Teacher Education in Haiti with The Private Eye

Denise Gideon
Director of Curriculum
Saint Mark's Episcopal School, Upland, CA
Summer 2015

When the Ministry of Education in Haiti determined that teachers would be required to work toward certification, Denise Gideon, adjunct faculty member at the University of Redlands and long-time advocate of the Private Eye Loupe program, recognized the challenge this presented for the teachers she works with in rural Haiti. For these teachers, earning less than $900 US annual salary, professional development and advanced degree coursework is beyond their reach. Yet, without these teachers and their dedication, the children in their isolated communities would not receive an education.

It might take a whole village to raise a child but to provide University coursework to 18 teachers scattered throughout the Central Plateau region of Haiti, it takes even more people working together. First, the University of Redlands waived the usual tuition fees and offered university credit toward certification. Next, the Zanmi Lasante facility agreed to house and feed the teachers for the week-long 40 hour program. The Private Eye provided materials and the For A Reason foundation raised funds for translators, materials and class sets of supplies for participating teachers.


And so, on June 29, 2015, 22 educators and 2 translators met in Cange, Haiti to examine educational practice and methodology. The teachers were introduced to Piaget, Vygotsky, and Gardner. They learned about best practices and embraced the new information, discussing how best to implement them in their classrooms. But the real magic began when the loupes came out. From the moment the Loupe lanyards were placed around the teachers’ necks scientific investigation became possible, practical and professional. In classrooms without running water and electricity and for teachers without textbooks, microscopes and materials, the Private Eye Loupes opened up a world that was academic and culturally relevant.


Teachers explored fabric construction and analyzed why some were more conducive to clothing in Haiti than others. They gathered specimens for their collection boxes and compared dragonfly wings with those of butterflies. Leaves and flowers were analyzed for function. Everything was examined for the sheer intricate beauty of the “up-close.”   Add colored pencils to the mix and an exciting, culturally relevant program emerged that renewed teacher respect and appreciation.

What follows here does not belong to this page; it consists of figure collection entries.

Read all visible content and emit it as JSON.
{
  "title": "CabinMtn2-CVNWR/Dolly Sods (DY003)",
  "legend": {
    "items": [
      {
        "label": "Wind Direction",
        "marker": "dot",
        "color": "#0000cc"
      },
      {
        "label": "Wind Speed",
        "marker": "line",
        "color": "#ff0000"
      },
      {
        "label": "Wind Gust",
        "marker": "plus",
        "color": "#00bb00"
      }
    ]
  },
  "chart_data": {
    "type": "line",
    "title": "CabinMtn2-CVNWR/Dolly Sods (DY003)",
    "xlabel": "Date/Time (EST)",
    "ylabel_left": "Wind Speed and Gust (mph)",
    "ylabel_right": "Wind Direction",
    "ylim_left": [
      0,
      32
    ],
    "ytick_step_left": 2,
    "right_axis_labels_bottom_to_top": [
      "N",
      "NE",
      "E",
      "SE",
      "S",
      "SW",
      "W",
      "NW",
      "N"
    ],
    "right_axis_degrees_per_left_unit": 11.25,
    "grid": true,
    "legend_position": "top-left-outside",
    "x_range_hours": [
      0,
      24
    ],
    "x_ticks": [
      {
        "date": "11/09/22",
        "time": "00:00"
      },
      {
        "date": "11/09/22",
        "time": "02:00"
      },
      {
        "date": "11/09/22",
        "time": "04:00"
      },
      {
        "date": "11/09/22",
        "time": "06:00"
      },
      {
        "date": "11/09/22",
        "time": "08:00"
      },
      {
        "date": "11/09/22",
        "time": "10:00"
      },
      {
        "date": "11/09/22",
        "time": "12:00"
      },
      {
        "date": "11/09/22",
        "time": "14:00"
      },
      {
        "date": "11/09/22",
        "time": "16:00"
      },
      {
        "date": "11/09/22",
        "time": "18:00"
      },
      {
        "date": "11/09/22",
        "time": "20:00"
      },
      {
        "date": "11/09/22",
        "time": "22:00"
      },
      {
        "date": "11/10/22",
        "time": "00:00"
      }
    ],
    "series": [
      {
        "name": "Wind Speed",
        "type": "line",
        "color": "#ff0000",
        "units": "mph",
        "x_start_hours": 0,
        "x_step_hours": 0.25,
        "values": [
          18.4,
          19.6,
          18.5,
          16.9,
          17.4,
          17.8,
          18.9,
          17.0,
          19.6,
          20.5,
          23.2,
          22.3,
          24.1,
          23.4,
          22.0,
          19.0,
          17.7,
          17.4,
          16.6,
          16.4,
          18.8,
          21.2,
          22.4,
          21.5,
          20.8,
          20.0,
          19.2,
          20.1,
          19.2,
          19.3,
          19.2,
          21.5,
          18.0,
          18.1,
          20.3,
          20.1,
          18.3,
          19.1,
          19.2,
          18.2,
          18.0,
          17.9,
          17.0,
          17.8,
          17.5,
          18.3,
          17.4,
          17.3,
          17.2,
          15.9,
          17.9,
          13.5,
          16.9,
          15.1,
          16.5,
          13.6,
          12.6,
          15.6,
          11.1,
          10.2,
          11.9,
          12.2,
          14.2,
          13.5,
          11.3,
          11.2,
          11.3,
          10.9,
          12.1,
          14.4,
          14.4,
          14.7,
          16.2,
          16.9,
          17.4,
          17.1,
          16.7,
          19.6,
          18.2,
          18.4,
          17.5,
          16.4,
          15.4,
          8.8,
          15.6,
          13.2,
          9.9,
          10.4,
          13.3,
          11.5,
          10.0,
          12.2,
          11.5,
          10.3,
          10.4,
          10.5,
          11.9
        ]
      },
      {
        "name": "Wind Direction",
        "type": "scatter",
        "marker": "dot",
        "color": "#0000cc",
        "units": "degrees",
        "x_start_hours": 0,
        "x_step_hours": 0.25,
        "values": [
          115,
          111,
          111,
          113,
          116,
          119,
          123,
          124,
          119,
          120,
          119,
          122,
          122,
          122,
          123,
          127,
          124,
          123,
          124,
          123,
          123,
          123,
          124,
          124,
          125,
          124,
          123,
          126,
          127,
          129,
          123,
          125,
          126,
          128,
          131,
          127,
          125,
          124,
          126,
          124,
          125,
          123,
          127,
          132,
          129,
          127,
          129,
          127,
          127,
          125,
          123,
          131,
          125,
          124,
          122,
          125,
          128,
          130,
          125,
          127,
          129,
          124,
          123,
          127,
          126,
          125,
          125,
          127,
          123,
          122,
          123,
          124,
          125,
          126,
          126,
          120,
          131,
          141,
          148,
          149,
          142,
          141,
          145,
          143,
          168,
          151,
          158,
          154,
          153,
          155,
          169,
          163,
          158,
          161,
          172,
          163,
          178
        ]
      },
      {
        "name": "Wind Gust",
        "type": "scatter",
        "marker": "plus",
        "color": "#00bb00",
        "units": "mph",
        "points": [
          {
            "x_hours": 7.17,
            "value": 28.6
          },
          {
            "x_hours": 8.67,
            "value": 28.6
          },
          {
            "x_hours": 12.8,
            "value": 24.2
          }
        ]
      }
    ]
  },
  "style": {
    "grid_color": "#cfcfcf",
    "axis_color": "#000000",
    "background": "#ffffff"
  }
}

By the end of the week, friendships had been established and dialog continues thanks to the internet. US teachers and Haitian teachers understand that we are more alike than different, that children everywhere need and respond to the same things, and that with tools as simple as a plastic jeweler’s loupe, the world can open up and be explored in ways that educate and generate hope and promise for a better future.

 Teachers head home after a week of university coursework armed with projects, materials and enthusiasm for a new school year. Seventeen of the teachers crammed into that truck to get to the place where they would begin their walks (some as long as 20 miles) home.